Time moved on, and I moved to Tallahassee. When Mrs. Bowen died, April tracked me down, just as she had when Mr. Bowen was sick. April was far more attentive to the Bowens than I ever was. I don't know why I didn't attend Mrs. Bowen's funeral, but I regret that I didn't properly say good-bye to her. But on this Mother's Day, I remember her and honor her, just as I have on every Mother's day for thirty or thirty-five years. Here's to you, Mrs. Bowen. More of us owe you more than you could ever know.

****
Addendum: This is the last communication I received from Mrs. Bowen, shortly after my birthday in 1997. I reach for it from time to time when I am feeling low for its reassuring power. I set it out verbatim:
"Dear Douglas [she never called me Doug],  
"I hope that your birthday card arrived on time. Exigencies of the moment prevented my adding a post script.
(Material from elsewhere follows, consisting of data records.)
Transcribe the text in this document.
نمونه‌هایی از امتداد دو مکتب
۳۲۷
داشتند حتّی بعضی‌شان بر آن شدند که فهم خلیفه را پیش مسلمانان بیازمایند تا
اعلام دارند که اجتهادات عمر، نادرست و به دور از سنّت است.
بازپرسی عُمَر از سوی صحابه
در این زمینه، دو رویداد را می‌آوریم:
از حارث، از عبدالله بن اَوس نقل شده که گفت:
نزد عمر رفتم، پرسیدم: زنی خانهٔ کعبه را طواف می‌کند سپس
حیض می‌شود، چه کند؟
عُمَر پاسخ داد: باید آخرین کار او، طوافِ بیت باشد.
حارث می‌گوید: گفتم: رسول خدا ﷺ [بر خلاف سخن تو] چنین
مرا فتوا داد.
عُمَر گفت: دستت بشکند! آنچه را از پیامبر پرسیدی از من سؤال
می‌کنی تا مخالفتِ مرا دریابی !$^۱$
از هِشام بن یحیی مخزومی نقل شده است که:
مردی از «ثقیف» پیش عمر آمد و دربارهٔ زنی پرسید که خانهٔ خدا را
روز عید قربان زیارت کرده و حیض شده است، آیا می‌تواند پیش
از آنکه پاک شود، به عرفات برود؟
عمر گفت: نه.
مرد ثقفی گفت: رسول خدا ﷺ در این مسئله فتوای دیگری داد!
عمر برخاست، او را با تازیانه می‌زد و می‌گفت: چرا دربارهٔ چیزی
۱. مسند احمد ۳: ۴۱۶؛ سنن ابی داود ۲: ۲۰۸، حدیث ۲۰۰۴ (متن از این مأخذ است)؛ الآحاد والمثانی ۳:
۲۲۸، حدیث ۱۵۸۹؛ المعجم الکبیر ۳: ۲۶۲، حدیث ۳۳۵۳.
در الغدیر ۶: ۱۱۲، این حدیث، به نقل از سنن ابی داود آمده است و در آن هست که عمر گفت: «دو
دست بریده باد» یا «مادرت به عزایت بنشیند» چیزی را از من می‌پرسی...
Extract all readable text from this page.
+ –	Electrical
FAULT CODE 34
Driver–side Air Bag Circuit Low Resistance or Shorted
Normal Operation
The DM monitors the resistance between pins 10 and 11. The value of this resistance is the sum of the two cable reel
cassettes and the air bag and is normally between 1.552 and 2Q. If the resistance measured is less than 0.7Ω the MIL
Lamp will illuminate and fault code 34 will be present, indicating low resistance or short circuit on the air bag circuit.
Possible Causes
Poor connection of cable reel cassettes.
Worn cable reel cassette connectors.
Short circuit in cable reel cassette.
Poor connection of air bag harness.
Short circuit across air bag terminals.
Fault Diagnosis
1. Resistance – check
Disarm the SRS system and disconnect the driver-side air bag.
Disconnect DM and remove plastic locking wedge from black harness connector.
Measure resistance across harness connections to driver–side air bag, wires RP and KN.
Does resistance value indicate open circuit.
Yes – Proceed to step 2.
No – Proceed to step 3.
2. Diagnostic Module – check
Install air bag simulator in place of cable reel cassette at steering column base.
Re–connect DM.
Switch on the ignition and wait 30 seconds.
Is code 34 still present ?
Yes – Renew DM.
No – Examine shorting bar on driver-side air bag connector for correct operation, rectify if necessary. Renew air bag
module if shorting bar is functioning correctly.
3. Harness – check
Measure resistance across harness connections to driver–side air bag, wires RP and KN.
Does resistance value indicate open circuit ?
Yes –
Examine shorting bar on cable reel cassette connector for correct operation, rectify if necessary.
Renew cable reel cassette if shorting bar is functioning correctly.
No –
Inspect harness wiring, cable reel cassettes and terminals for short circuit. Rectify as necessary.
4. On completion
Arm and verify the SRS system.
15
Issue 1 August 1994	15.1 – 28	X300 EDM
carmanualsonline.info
"As I have been reflecting on the adjustments that I have made and need to make regarding retirement and being alone, I have thought of qualities that enable people to move forward in spite of adversity. I have thought of the need for enlightenment, determination, patience, and compassion.
"You possessed those qualities even when you were a sixth grade student. You have an inner strength which helps you to look beyond yourself and think of others. I am grateful for the many times that you thought of me during my moments of despair. I wish the best for you!
"H. Bowen" 
That was Mrs. Bowen, loving to the end. Aside: I have always had at least one person--never more than two--saying things like that to me. That has helped me hang on to what sanity I have. That is what gives me hope if not optimism for the future. Thank you Mrs. Bowen. And thank you to all the others--you  know who you are. I love you.